To support future growth, SMGP has committed to a portfolio of expansion projects across conventional and renewable energy. These include the Masinloc Power Plant expansion through Units 4 and 5 with an aggregate capacity of 700 MW, the 1,320 MW Batangas Combined Cycle Natural Gas Power Plant (BCCPP), and the 1,000 megawatt-hour (MWh) of BESS projects. The Company is also undertaking the development of the 600 MW Mariveles Power Plant and the 2,450 megawatt-peak (MWp) first phase of its solar power projects. The BCCPP and Masinloc Units 4 and 5 are contracted with Manila Electric Company (Meralco), while the BESS projects are intended to serve Ancillary Service contracts with the National Grid Corporation of the Philippines (NGCP).
In the first nine months of 2025 (9M2025), the Company sustained its recovery in profitability despite the decrease in revenues. Top line dipped by 22.7%, from ₱153.6 billion in 9M2024 to ₱118.8 billion in 9M2025, attributable to the deconsolidation of South Premiere Power Corp. (SPPC) and downward adjustments in fuel tariffs in bilateral contracts, given falling coal fuel prices.
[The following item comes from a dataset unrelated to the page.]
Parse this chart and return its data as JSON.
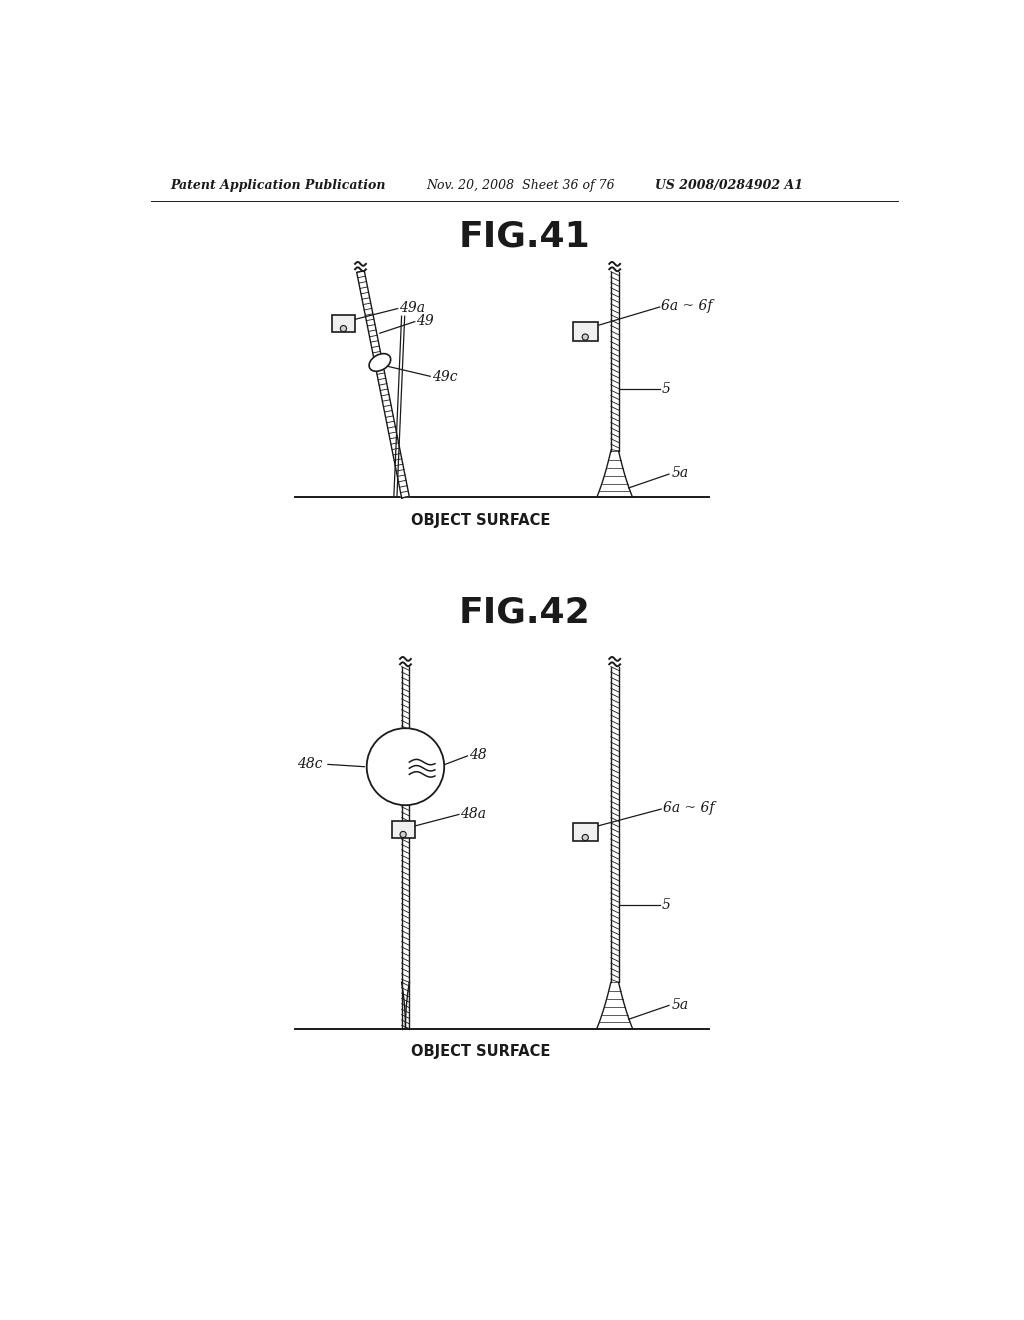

Net income, nonetheless, surged more than threefold to ₱42.4 billion, bolstered by the ₱21.9 billion in revaluation gains recognized during the period. In 9M2025, SMGP recorded revaluation gains from the deconsolidation of its subsidiaries SPPC, Excellent Energy Resources Inc. (EERI), and Ilijan Primeline Industrial Estate Corp. (IPIEC). Bottom line expansion was also supported by well managed costs and expenses, as well as higher deferred tax benefits on unrealized foreign exchange losses.
Given this, profitability margins notably improved. Net profit margin (NPM) jumped from 8.8% in 9M2024 to 35.7% in 9M2025, while return on average equity (ROAE) and return on average assets (ROAA) increased to 13.9% and 6.3%, respectively.
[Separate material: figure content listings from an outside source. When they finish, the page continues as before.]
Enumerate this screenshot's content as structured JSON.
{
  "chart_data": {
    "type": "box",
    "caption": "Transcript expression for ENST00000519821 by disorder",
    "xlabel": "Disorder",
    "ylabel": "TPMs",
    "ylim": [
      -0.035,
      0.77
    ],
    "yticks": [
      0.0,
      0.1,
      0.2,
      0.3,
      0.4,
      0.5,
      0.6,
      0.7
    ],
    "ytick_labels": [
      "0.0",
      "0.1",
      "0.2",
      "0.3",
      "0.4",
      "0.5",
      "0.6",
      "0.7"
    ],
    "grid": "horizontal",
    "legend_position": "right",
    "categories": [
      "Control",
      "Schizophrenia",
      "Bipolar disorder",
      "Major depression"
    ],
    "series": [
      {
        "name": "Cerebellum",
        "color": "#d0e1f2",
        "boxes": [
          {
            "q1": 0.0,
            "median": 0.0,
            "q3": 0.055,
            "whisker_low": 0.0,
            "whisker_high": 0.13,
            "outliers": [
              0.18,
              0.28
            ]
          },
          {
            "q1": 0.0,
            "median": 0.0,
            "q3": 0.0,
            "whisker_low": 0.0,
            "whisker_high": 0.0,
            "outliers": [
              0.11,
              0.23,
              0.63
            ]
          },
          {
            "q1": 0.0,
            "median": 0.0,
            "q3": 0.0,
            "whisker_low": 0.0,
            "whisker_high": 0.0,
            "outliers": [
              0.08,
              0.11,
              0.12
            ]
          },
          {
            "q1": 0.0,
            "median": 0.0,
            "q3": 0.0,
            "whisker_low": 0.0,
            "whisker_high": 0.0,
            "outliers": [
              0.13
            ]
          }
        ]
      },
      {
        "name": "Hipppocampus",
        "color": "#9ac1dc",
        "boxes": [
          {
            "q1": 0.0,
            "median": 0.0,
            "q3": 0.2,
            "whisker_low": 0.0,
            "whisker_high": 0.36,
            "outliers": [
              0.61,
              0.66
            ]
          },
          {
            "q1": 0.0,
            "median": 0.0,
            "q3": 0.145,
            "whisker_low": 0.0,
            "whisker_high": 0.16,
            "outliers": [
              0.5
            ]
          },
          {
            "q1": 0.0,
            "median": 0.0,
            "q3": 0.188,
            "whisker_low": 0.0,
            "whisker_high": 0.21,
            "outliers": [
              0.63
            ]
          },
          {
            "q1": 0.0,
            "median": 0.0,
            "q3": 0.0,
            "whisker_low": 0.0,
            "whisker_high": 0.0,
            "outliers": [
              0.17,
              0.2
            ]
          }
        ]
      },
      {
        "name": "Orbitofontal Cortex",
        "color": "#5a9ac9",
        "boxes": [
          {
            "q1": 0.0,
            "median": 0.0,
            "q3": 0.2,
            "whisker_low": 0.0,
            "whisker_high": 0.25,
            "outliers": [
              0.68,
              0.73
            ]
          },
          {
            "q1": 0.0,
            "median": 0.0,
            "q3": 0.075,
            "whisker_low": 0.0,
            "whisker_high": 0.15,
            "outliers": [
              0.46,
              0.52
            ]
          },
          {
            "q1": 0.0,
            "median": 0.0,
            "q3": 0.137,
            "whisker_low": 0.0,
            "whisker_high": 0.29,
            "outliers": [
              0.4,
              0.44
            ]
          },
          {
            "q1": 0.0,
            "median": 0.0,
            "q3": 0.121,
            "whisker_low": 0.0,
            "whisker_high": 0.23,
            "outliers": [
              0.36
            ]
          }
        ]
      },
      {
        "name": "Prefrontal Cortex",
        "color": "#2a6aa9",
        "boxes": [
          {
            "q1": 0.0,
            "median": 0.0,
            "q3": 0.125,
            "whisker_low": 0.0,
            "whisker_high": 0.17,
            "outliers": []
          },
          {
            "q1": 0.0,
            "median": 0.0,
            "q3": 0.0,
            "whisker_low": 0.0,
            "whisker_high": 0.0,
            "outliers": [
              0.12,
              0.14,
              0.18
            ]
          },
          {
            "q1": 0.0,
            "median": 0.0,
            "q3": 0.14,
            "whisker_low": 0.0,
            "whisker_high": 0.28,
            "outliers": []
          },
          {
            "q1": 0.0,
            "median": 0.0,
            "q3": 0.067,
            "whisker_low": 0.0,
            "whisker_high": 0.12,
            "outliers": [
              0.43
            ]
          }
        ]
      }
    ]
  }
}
Excluding the one-time ₱21.9 billion revaluation gains, net income still rose significantly by 52.0% to ₱20.5 billion in 9M2025, translating to relatively slower increases in NPM, ROAE, and ROAA to 17.2%, 6.8%, and 3.1%, respectively.
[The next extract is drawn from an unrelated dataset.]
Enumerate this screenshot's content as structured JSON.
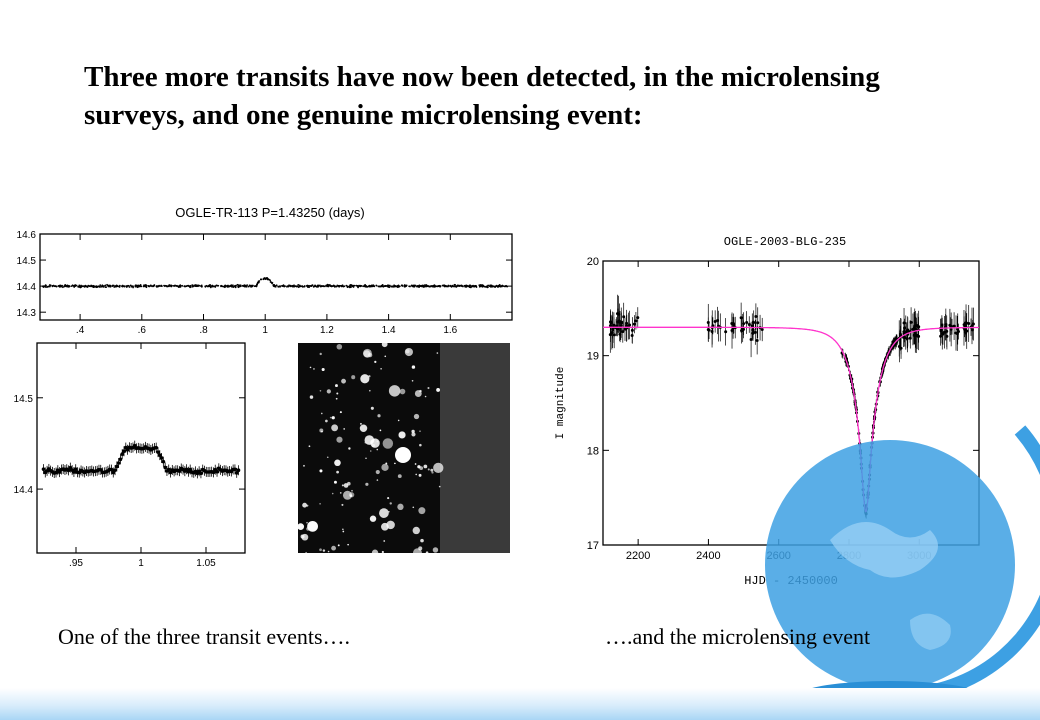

In terms of leverage, SMGP’s total debt inched down by 1.0%, from ₱319.3 billion as of end-2024 to ₱316.1 billion as of end-September 2025, attributed to the settlement of maturing debt and redemption of fixed rate bonds, partly offset by new loan drawdowns and the issuance of fixed-rate notes. Total equity, on the other hand, expanded by 18.8%, from ₱359.0 billion as of end-2024 to ₱426.6 billion as of end-September 2025, driven by the continued plowback of earnings into operations, as well as the ₱56.8 billion capital infusion made by SMC.
On March 6, 2025, SMGP’s Board of Directors approved SMC’s subscriptions to the former's unissued capital stock in cash as well as authorized common shares, raising a total of ₱58.9 million. The subscription amounts were fully paid on April 7, 2025, resulting in the recognition of ₱56.8 million in additional paid-in capital, net of issuance costs.
As a result, debt-to-equity (DE) improved from 0.9x as of end-2024 to 0.7x as of end-September 2025, the lowest level since end-2017. Similarly, total debt-to-capitalization ratio decreased from 47.1% to 42.6%.